Ingredients:

  • 6 cups (850g) seedless watermelon, cubed into 1-inch pieces
  • 2 cups (300g) Persian cucumbers, sliced into half-moons
  • ½ cup (75g) red onion, very thinly sliced
  • 6 oz (170g) feta cheese, crumbled
  • ¼ cup (10g) fresh mint leaves, torn
  • ¼ cup (10g) fresh cilantro or parsley, chopped
  • 3 tbsp (45ml) extra virgin olive oil
  • 2 tbsp (30ml) fresh lime juice
  • 1 tbsp (15ml) balsamic glaze
  • ½ tsp (3g) sea salt
  • ¼ tsp (1g) black pepper

Instructions:

  1. Cut the watermelon into uniform 1-inch cubes, slice the Persian cucumbers into thin half-moons, and shave the red onion as thinly as possible.
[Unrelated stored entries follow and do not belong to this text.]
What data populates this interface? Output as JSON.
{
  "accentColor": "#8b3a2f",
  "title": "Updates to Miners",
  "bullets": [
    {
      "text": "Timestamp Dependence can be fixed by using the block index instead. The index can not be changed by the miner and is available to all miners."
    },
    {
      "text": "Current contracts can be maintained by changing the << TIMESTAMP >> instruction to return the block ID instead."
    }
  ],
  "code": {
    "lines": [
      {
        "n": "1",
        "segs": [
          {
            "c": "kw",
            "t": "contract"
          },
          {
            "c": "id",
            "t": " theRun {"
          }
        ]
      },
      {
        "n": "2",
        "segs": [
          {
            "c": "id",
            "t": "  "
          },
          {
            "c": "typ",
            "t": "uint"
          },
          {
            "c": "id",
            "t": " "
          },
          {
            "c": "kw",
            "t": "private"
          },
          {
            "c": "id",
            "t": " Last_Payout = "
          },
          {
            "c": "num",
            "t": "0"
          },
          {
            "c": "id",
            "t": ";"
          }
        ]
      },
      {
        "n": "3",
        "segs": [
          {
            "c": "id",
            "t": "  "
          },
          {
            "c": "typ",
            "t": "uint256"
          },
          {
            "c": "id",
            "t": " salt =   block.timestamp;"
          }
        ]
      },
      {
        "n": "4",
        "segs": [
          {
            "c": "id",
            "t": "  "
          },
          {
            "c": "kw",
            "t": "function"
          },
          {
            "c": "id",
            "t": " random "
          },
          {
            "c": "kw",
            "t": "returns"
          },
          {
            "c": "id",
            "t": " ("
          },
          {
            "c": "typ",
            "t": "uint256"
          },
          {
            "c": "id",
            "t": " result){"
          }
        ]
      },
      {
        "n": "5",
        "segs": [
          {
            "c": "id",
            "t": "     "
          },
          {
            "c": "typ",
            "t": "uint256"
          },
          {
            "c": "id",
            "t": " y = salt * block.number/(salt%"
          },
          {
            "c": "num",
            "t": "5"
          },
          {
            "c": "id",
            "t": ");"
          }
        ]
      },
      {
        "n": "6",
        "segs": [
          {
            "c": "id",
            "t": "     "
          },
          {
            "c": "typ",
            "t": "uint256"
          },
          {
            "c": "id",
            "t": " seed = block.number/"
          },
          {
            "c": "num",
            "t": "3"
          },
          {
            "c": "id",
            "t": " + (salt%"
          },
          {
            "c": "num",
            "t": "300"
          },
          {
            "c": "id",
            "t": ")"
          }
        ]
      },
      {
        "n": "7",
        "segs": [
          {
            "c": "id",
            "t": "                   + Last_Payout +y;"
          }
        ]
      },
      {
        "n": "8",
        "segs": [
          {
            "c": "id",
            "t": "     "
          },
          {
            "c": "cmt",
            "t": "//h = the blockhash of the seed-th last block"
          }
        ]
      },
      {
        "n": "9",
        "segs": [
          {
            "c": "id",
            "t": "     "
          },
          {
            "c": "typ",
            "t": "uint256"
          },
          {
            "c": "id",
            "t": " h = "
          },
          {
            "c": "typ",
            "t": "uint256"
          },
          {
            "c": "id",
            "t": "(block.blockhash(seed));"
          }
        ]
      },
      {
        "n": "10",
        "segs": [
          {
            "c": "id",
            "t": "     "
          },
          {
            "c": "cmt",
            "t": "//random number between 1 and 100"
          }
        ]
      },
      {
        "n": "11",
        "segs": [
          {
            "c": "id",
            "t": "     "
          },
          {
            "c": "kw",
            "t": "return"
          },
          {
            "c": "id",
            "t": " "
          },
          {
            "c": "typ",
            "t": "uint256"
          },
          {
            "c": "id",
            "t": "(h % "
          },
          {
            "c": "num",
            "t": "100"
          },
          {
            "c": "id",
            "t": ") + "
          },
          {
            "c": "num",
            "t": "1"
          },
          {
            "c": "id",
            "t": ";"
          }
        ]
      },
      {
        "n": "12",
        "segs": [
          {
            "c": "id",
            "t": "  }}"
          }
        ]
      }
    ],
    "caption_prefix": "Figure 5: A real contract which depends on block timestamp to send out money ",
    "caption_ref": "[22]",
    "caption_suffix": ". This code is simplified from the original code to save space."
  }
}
  2. In a small bowl, combine the olive oil, lime juice, salt, and pepper; whisk vigorously until the mixture is emulsified.
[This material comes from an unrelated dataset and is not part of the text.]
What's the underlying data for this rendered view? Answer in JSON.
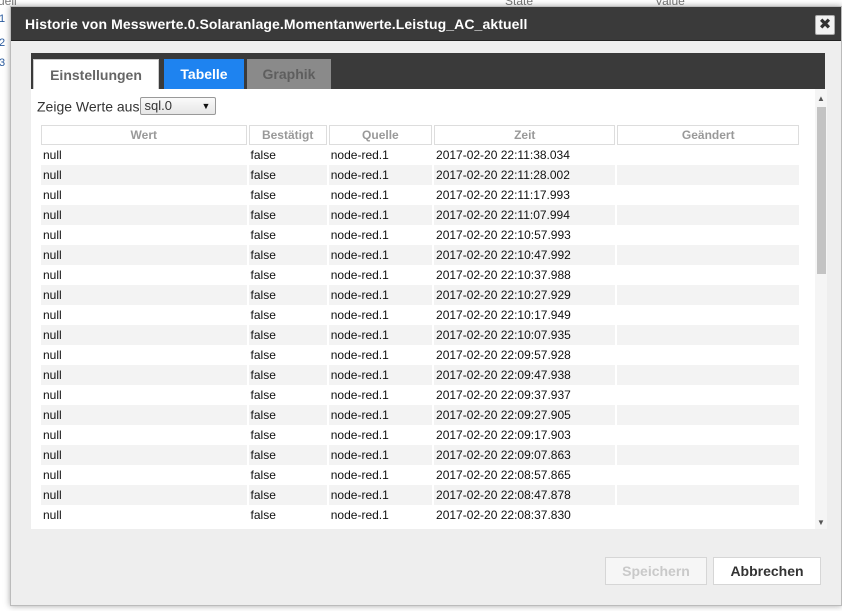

  3. Spread the watermelon cubes across the tray to create a foundation, then tuck the cucumber slices and red onion slivers in between the melon.
  4. Sprinkle the crumbled feta and torn mint leaves evenly over the top of the arrangement.
  5. Drizzle the lime vinaigrette evenly over the entire tray and finish with a decorative zigzag pattern of balsamic glaze.